I tried this a few semesters ago to get through a rough finals week. Works great, you even feel more awake than usual. But you have to have a lot of stuff to do, otherwise you bore yourself to sleep
Anyways, I wish Universities and workplaces would have sleep-rooms and schedules separated in 3.5 hour chunks!!
Link: http://www.kuro5hin.org/story/2002/4/15/103358/72
Have you heard of light and sound machines? They use flashing LEDs and pulsing sounds or binaural beats to induce certain brainwave frequencies through something called the frequency following effect. I can even recall seeing one of these machines on the net that actually used a mild electrical charge pulsing at these frequencies as well.
Another thing you ought to know about lucid dreaming is that text in dreams does not stay constant. While you're dreaming, if you read anything then read it again a second time, it will change. The sleeping mind doesn't have the external stimuli to keep the dream imagery constant.
Psychologists didn't believe that it was possible that people could be conscious while dreaming. However some sleep researchers found out that wherever your eyes are looking at in a dream is where your eyes are facing in REM. They found one subject with a constant pattern in his REM activity- his eyes kept moving from side to side- while he dreamt of watching a Ping-Pong game. Sleep researchers used this to prove lucid dreaming exists. They got subjects to perform a pattern of eye movements when they achieved lucidity while dreaming, which they recorded with polygraphs so they had actual evidence.

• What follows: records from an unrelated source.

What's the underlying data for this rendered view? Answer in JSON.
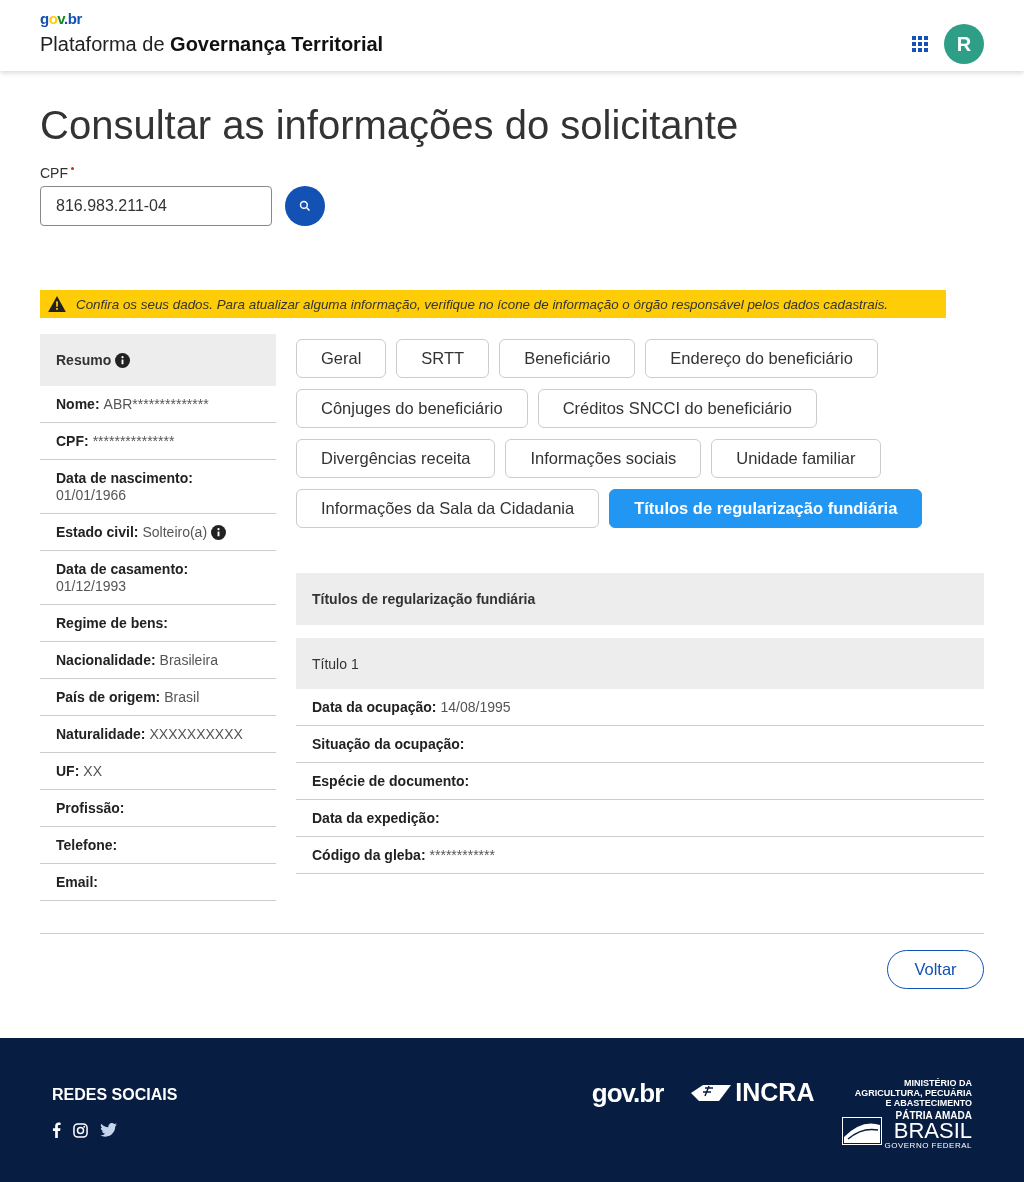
{
  "header": {
    "logo": "gov.br",
    "title_prefix": "Plataforma de ",
    "title_bold": "Governança Territorial",
    "avatar": "R"
  },
  "page_title": "Consultar as informações do solicitante",
  "cpf_field": {
    "label": "CPF",
    "required": true,
    "value": "816.983.211-04"
  },
  "warning": "Confira os seus dados. Para atualizar alguma informação, verifique no ícone de informação o órgão responsável pelos dados cadastrais.",
  "summary": {
    "title": "Resumo",
    "items": [
      {
        "label": "Nome:",
        "value": "ABR**************",
        "kind": "inline",
        "info": false
      },
      {
        "label": "CPF:",
        "value": "***************",
        "kind": "inline",
        "info": false
      },
      {
        "label": "Data de nascimento:",
        "value": "01/01/1966",
        "kind": "stacked",
        "info": false
      },
      {
        "label": "Estado civil:",
        "value": "Solteiro(a)",
        "kind": "inline",
        "info": true
      },
      {
        "label": "Data de casamento:",
        "value": "01/12/1993",
        "kind": "stacked",
        "info": false
      },
      {
        "label": "Regime de bens:",
        "kind": "inline",
        "info": false
      },
      {
        "label": "Nacionalidade:",
        "value": "Brasileira",
        "kind": "inline",
        "info": false
      },
      {
        "label": "País de origem:",
        "value": "Brasil",
        "kind": "inline",
        "info": false
      },
      {
        "label": "Naturalidade:",
        "value": "XXXXXXXXXX",
        "kind": "inline",
        "info": false
      },
      {
        "label": "UF:",
        "value": "XX",
        "kind": "inline",
        "info": false
      },
      {
        "label": "Profissão:",
        "kind": "inline",
        "info": false
      },
      {
        "label": "Telefone:",
        "kind": "inline",
        "info": false
      },
      {
        "label": "Email:",
        "kind": "inline",
        "info": false
      }
    ]
  },
  "tabs": [
    [
      {
        "label": "Geral",
        "selected": false
      },
      {
        "label": "SRTT",
        "selected": false
      },
      {
        "label": "Beneficiário",
        "selected": false
      },
      {
        "label": "Endereço do beneficiário",
        "selected": false
      }
    ],
    [
      {
        "label": "Cônjuges do beneficiário",
        "selected": false
      },
      {
        "label": "Créditos SNCCI do beneficiário",
        "selected": false
      }
    ],
    [
      {
        "label": "Divergências receita",
        "selected": false
      },
      {
        "label": "Informações sociais",
        "selected": false
      },
      {
        "label": "Unidade familiar",
        "selected": false
      }
    ],
    [
      {
        "label": "Informações da Sala da Cidadania",
        "selected": false
      },
      {
        "label": "Títulos de regularização fundiária",
        "selected": true
      }
    ]
  ],
  "section": {
    "title": "Títulos de regularização fundiária",
    "subtitle": "Título 1",
    "rows": [
      {
        "label": "Data da ocupação:",
        "value": "14/08/1995"
      },
      {
        "label": "Situação da ocupação:"
      },
      {
        "label": "Espécie de documento:"
      },
      {
        "label": "Data da expedição:"
      },
      {
        "label": "Código da gleba:",
        "value": "************"
      }
    ]
  },
  "back_button": "Voltar",
  "footer": {
    "social_title": "REDES SOCIAIS",
    "govbr": "gov.br",
    "incra": "INCRA",
    "ministry": [
      "MINISTÉRIO DA",
      "AGRICULTURA, PECUÁRIA",
      "E ABASTECIMENTO"
    ],
    "patria": "PÁTRIA AMADA",
    "brasil": "BRASIL",
    "governo": "GOVERNO FEDERAL"
  }
}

I'm curious to know if anyone out there has any experience with enhancing the ability to have lucid dreams. I actually have a NovaDreamer, but the thing just wakes me up. And I'd like to know what these "computerized dream-inducers" mentioned in the article are. Could it be this? I heard that taking the nutritional supplement 5HTP enhances dreaming, but I've never tried it. I've tried Melatonin, but that doesn't seem to affect me.